Windemuller worked with Kalsec, a Michigan-based company touted as “the leading global producer of natural spice and herb flavor extracts, colors, antioxidants, and advanced hop products for the food and beverage industry,” to design and build out a new pilot plant manufacturing system at its headquarters in Kalamazoo.
Kalsec (short for “Kalamazoo Spice Extraction Company”) is a Michigan-based company that synthesizes and manufactures a variety of spice and herb flavor extracts, natural food color hues, antioxidants, and other products for food and beverage producers around the globe. For example, Kalsec was a key player in developing the light-stable hop extracts that have allowed some beer companies to bottle their beer in clear (rather than brown) bottles.
In 2020, Kalsec built a new “pilot plant” manufacturing system, which will allow the company’s R&D team to mix, manufacture, test, and sample small product batches more easily than ever before. Windemuller worked alongside Kalsec and their construction manager to provide an electrical buildout and a design assist on the new facility. Our job was to deliver power to different locations throughout the building, including to several “classified” areas that required the use of explosion-proof materials and protocols. With a “white box” electrical buildout provided by our team, the space was then ready to receive all the equipment necessary for the new plant.
Even before Windemuller’s crews got started on construction, there were a few significant challenges with this project to address. First, due to budget, the project went through a number of preliminary cutbacks. Crucially, the project was slimmed down from a larger building to a smaller one, which meant we had to pack quite a bit of circuitry into a smaller-than-anticipated space.

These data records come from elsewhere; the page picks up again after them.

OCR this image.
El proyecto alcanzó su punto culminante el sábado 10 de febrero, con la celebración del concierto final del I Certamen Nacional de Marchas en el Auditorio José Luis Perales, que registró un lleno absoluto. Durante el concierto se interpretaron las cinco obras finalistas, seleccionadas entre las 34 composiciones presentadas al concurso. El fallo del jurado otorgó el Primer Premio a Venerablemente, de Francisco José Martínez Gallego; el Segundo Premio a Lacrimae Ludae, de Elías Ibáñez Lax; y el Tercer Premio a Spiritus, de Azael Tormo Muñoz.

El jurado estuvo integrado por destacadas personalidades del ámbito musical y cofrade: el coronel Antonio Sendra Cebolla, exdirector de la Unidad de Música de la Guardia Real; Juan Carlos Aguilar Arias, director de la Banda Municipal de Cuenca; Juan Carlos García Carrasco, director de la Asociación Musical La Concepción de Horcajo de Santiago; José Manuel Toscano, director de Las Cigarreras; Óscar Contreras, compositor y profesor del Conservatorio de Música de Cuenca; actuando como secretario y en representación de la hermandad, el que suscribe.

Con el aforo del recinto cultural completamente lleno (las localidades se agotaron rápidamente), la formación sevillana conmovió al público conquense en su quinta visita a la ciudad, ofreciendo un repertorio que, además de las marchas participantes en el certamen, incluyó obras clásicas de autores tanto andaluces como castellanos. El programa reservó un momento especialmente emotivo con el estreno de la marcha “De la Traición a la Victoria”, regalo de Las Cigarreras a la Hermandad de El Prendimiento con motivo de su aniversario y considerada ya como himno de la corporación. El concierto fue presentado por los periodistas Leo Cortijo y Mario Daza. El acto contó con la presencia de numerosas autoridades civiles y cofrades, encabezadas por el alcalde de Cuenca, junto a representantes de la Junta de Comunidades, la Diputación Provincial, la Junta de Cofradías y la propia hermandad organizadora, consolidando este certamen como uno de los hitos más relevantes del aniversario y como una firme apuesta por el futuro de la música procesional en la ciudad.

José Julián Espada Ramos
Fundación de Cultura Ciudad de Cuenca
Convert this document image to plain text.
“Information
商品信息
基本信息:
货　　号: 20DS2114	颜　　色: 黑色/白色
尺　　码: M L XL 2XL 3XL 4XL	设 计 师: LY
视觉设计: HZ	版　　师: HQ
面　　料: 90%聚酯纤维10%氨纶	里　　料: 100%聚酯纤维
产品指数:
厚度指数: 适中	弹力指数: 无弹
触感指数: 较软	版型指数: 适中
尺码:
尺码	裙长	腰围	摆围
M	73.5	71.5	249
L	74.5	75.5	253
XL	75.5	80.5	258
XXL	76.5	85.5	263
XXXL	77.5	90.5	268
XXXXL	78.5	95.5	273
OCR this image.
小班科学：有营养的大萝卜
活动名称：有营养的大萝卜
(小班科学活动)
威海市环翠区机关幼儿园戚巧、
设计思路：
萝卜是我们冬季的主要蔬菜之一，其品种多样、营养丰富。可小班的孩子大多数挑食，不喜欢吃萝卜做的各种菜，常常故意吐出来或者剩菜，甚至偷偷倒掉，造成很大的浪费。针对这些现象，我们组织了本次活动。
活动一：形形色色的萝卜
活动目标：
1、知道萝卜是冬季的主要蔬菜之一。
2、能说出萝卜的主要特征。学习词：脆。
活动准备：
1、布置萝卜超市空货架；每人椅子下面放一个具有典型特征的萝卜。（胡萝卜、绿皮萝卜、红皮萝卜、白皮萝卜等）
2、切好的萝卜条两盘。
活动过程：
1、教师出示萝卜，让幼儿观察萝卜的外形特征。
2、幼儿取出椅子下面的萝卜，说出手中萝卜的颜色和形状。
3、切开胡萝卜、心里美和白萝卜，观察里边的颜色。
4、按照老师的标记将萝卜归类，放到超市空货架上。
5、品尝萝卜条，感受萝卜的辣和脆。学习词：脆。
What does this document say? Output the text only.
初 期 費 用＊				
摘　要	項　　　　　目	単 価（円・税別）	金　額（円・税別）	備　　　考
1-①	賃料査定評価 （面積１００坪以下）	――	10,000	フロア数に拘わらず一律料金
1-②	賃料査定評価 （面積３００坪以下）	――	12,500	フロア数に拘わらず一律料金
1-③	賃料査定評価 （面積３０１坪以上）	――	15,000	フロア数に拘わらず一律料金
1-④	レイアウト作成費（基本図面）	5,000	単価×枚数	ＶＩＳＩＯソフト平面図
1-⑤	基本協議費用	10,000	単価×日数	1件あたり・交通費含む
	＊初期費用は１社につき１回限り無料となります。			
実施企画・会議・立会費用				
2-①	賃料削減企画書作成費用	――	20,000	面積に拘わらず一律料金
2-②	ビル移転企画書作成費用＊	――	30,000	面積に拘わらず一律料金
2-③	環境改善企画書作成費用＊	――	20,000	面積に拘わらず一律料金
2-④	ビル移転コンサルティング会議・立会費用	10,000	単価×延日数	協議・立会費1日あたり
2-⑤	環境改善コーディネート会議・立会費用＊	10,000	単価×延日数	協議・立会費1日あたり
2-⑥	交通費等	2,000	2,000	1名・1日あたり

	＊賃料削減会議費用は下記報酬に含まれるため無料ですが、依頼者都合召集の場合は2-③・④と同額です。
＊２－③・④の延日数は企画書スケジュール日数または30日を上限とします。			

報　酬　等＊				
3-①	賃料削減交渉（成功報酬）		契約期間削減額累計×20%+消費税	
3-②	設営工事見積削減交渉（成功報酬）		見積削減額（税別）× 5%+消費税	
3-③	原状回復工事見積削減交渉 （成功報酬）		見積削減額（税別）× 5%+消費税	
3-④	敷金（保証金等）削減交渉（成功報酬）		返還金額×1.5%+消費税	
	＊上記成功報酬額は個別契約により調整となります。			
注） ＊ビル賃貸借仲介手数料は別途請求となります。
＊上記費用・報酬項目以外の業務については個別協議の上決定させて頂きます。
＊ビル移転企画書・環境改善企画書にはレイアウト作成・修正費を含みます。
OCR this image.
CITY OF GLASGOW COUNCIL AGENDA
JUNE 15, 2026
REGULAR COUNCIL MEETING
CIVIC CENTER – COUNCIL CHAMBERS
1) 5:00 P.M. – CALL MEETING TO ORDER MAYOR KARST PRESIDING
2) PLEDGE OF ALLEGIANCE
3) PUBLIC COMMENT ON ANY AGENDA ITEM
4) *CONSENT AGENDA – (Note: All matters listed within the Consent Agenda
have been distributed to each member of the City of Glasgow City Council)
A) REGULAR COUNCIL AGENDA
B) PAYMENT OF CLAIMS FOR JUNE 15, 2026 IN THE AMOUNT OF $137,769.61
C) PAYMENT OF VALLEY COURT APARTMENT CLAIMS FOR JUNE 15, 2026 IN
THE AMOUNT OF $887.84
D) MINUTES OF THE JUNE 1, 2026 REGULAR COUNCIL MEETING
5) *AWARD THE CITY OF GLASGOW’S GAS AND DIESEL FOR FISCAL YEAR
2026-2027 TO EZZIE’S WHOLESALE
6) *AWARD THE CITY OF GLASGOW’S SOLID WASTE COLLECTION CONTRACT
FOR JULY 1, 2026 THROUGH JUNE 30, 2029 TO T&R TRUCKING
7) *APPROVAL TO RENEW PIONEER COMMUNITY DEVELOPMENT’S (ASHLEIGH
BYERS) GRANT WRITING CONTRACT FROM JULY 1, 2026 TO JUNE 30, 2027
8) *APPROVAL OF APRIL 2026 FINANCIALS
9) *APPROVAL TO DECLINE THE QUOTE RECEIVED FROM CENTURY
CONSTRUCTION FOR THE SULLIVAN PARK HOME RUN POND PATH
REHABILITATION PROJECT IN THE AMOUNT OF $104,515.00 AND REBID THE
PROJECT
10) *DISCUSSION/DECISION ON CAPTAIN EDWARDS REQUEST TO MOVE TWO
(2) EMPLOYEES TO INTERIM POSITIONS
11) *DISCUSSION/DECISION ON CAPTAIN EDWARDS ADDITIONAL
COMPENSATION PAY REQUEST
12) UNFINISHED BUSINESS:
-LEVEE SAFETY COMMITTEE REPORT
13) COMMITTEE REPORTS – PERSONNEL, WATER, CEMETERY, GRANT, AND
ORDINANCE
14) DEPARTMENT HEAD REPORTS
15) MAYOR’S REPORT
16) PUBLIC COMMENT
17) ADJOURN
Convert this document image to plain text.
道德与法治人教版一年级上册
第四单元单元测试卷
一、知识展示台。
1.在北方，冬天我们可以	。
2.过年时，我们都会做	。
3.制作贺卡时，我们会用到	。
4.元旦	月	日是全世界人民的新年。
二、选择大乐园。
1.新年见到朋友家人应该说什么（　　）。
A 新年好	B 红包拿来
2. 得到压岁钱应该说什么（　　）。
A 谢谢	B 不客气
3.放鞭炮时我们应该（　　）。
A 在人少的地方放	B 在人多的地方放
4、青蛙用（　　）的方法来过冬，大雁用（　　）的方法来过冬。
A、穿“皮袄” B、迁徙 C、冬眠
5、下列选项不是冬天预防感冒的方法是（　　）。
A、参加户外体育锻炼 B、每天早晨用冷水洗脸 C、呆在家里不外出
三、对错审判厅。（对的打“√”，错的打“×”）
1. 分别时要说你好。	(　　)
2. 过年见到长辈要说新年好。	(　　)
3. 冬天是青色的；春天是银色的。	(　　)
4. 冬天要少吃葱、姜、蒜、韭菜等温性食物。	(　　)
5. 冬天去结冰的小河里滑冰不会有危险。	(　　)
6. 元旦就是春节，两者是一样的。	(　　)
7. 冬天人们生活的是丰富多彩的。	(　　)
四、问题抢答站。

Rather than having us install EMT conduit behind the masonry of the building’s block walls – a time-consuming, work-intensive process that adds cost to a project such as this one – the client also opted for less expensive surface-mount conduit design. That shift saved time and labor in one area, but also meant we were largely working with rigid conduit, which is more difficult to run than EMT conduit and added its own challenges. Running rigid conduit in and out of explosion-proof areas – with the necessary seal-offs to prevent any openings for dust, harsh vapors or other combustible materials – proved particularly complex and difficult.
The design cutbacks – combined with some less-than-ideal layouts in the initial plans for static grounding, lighting, and lighting controls – also meant we had to help the client go back to the drawing board to revamp the architecture of the space, all before construction could begin.
The way the timeline for this project had been sketched out meant that the COVID-19 shutdown struck right as our crews were preparing to start construction. On the one hand, the disruption set us back months, delaying our project completion date from August to December. On the other hand, the closure gave us time to work with the client – over Zoom and email, of course – to redesign the project into something that had all the necessary pieces and could still meet Kalsec’s budgetary needs. The extra time proved, on this job at least, to be a blessing in disguise.
Otherwise, the big “solution” on this project was simply having an unflappable crew. Our team worked hard, kept their noses to the grindstone, and stayed adaptable and resilient throughout the job, even as design shifts and pandemic interruptions completely reshaped the scope and timeline of the work we were supposed to do. Kudos to them.